The reversal was the second time that the circuit court vacated the sentence imposed on Joseph Vincent Jenkins, who was convicted after trial of transporting child porn on thumb drives and laptops as he traveled to his parents’ vacation home in Canada. The first sentence, 225 months, was too long because there was no basis for Chief Judge Glenn T. Suddaby’s conclusion that Jenkins was at a high risk to re-offend. Jenkins had never been convicted before, was not accused of attempting to harm a child, and “never spoke to, much less approached or touched, a child.”

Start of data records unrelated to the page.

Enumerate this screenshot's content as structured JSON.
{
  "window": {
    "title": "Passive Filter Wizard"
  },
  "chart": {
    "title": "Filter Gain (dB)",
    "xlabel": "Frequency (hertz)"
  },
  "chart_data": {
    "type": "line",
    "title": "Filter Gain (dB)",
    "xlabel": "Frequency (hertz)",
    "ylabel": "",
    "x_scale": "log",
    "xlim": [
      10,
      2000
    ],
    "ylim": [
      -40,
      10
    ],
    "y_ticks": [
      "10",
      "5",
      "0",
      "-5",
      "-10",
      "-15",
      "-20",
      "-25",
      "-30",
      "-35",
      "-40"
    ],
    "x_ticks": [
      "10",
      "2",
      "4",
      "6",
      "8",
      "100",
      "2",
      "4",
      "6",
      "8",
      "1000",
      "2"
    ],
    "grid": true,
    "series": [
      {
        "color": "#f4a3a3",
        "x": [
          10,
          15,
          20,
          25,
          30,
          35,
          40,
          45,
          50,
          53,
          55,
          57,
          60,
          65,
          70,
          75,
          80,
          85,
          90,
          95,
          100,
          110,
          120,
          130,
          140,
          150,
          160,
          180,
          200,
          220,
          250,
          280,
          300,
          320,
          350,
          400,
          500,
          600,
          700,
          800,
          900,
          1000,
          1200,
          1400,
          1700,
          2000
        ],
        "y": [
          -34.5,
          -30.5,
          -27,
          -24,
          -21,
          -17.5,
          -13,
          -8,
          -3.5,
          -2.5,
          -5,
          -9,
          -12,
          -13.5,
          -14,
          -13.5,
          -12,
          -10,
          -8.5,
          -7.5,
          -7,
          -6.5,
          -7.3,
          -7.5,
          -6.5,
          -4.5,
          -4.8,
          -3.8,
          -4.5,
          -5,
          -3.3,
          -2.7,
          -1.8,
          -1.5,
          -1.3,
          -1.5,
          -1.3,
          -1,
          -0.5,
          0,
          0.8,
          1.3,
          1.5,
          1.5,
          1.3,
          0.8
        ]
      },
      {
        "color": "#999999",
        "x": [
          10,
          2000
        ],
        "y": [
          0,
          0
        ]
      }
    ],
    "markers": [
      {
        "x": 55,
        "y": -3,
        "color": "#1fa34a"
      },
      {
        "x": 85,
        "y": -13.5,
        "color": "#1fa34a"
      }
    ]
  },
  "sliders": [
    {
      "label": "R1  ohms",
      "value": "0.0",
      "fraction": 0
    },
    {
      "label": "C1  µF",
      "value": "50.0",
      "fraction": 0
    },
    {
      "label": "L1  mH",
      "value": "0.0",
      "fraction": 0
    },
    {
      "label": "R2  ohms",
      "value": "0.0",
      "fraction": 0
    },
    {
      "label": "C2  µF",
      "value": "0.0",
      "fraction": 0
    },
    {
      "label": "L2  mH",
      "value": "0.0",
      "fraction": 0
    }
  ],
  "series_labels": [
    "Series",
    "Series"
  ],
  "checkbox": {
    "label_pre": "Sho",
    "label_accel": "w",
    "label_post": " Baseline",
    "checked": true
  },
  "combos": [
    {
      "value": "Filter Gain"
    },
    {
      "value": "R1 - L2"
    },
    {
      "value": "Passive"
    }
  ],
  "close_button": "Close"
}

This time, Judge Suddaby erroneously imposed nearly seventeen years on a first-time, non-violent, child pornography offender by cherry-picking studies that, he said, showed that sex crimes against children are much more common than what is reported. He found that studies show “inconsistent findings concerning the prevalence rate of sex offending by non-production offenders.” Judge Suddaby went on to note features of Jenkins’s personality identified in a competency report, which, he said were correlated with sexually dangerous behavior. Based on this analysis, Judge Suddaby concluded that “it was likely that Jenkins had committed a prior–undetected–sex offense, that he therefore had a high risk of recidivism, that a lengthy sentence was justified.”